Thanks for the thoughtful replies, folks! I’ll miss these sorts of discussions, which are one of the beautiful aspects of a communications platform like Facebook. I also worry that I’ll find it more difficult to keep in touch with y’all! I share your concerns that ‘filtering’ inevitably occurs via other online media (and in our searches, our news, etc) and I’m not sure how to address that, myself; perhaps full transparency around the filtering algorithms (‘this is how we rank the items in your feed’) would go most of the way towards making me feel more comfortable. I’d love to discuss this issue more with all of you, especially those of you who are involved in academic research with human subjects, as I’m sure you’ve had to consider the ethics around such research. As for Duncan Watts’ recent essay on the controversy — I whole-heartedly agree with Watts when he suggests that more research around social networks should be conducted, and published.

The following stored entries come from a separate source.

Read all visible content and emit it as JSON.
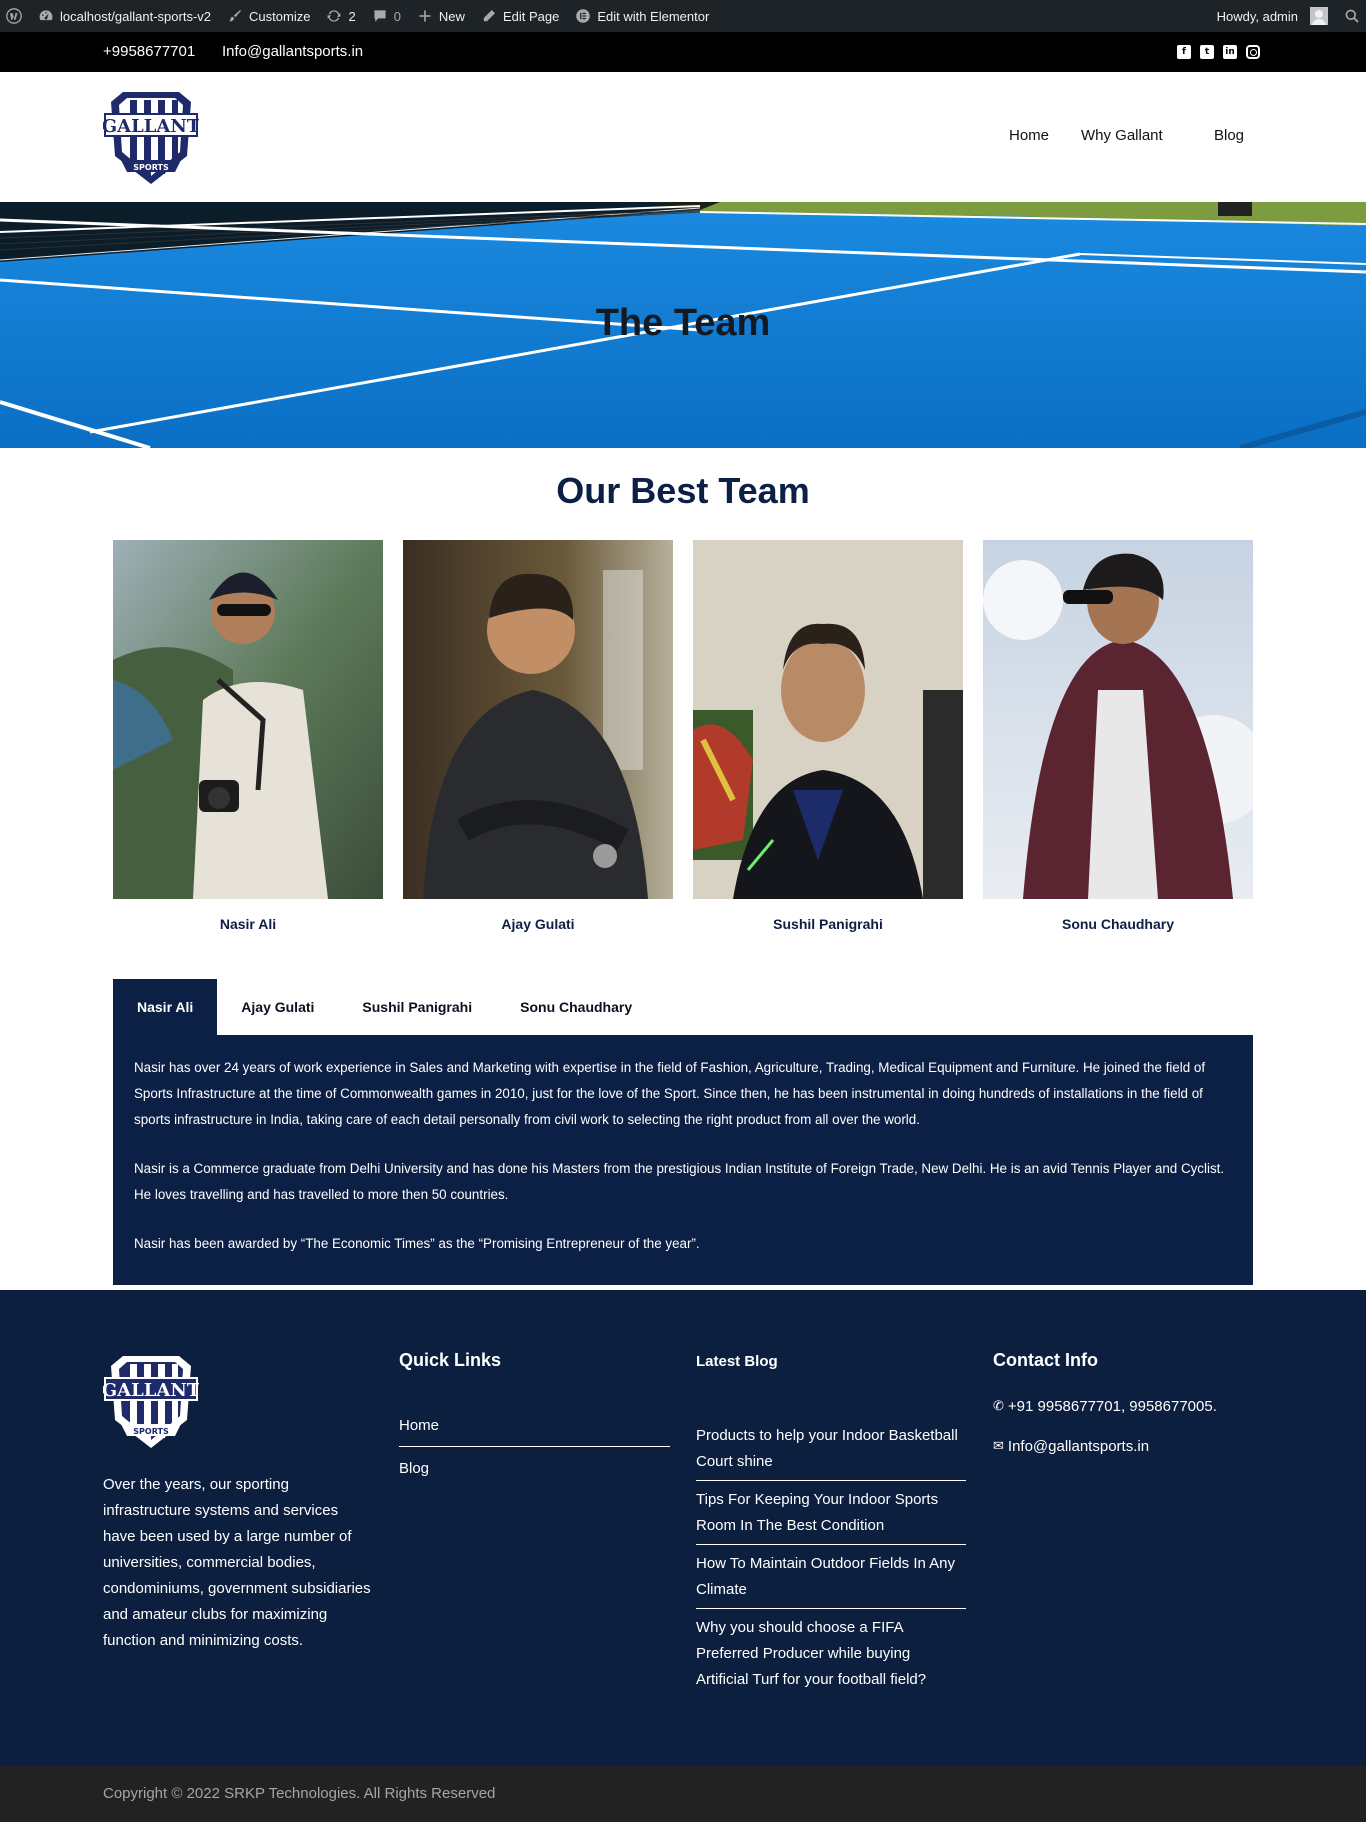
{
  "admin_bar": {
    "site": "localhost/gallant-sports-v2",
    "customize": "Customize",
    "updates_count": "2",
    "comments_count": "0",
    "new": "New",
    "edit_page": "Edit Page",
    "edit_elementor": "Edit with Elementor",
    "greeting": "Howdy, admin"
  },
  "topbar": {
    "phone": "+9958677701",
    "email": "Info@gallantsports.in",
    "social_icons": [
      "facebook-icon",
      "twitter-icon",
      "linkedin-icon",
      "instagram-icon"
    ]
  },
  "logo": {
    "text": "GALLANT",
    "sub": "SPORTS"
  },
  "nav": {
    "items": [
      "Home",
      "Why Gallant",
      "Blog"
    ]
  },
  "hero": {
    "title": "The Team"
  },
  "team": {
    "title": "Our Best Team",
    "members": [
      {
        "name": "Nasir Ali"
      },
      {
        "name": "Ajay Gulati"
      },
      {
        "name": "Sushil Panigrahi"
      },
      {
        "name": "Sonu Chaudhary"
      }
    ]
  },
  "tabs": {
    "labels": [
      "Nasir Ali",
      "Ajay Gulati",
      "Sushil Panigrahi",
      "Sonu Chaudhary"
    ],
    "active": "Nasir Ali",
    "paragraphs": [
      "Nasir has over 24 years of work experience in Sales and Marketing with expertise in the field of Fashion, Agriculture, Trading, Medical Equipment and Furniture. He joined the field of Sports Infrastructure at the time of Commonwealth games in 2010, just for the love of the Sport. Since then, he has been instrumental in doing hundreds of installations in the field of sports infrastructure in India, taking care of each detail personally from civil work to selecting the right product from all over the world.",
      "Nasir is a Commerce graduate from Delhi University and has done his Masters from the prestigious Indian Institute of Foreign Trade, New Delhi. He is an avid Tennis Player and Cyclist. He loves travelling and has travelled to more then 50 countries.",
      "Nasir has been awarded by “The Economic Times” as the “Promising Entrepreneur of the year”."
    ]
  },
  "footer": {
    "about": "Over the years, our sporting infrastructure systems and services have been used by a large number of universities, commercial bodies, condominiums, government subsidiaries and amateur clubs for maximizing function and minimizing costs.",
    "quick_links_title": "Quick Links",
    "quick_links": [
      "Home",
      "Blog"
    ],
    "latest_blog_title": "Latest Blog",
    "blog_posts": [
      "Products to help your Indoor Basketball Court shine",
      "Tips For Keeping Your Indoor Sports Room In The Best Condition",
      "How To Maintain Outdoor Fields In Any Climate",
      "Why you should choose a FIFA Preferred Producer while buying Artificial Turf for your football field?"
    ],
    "contact_title": "Contact Info",
    "contact_phone": "+91 9958677701, 9958677005.",
    "contact_email": "Info@gallantsports.in"
  },
  "copyright": "Copyright © 2022 SRKP Technologies. All Rights Reserved"
}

But I think Watts is is mistaken in portraying the bulk of those who are outraged by Facebook’s ‘emotion’ study as “insist[ing] that the behavior of humans and societies is somehow an illegitimate subject for the scientific method”, and suggests that the many critics of the study are “attack[ing] the pursuit of knowledge for knowledge’s sake”. On my reading, Watts seems to frame the choice between endorsing Facebook’s research methodology, or not, as a “choice between ignorance and understanding”. I think this take is wrong on two important counts.

First: I think Watts misreads the negative reaction among the ‘lay public’ to Facebook’s emotion study as a negative reaction to studying social networks scientifically; my impression from the general reaction to such studies in the press is that most people embrace the insights that come from research into online social networks, and that most people are generally enthusiastic about scientific approaches to researching human behavior; of all the scientific disciplines, the results of psychology and social science seem to me to be among the most popular and well-received among those outside the walls of academia.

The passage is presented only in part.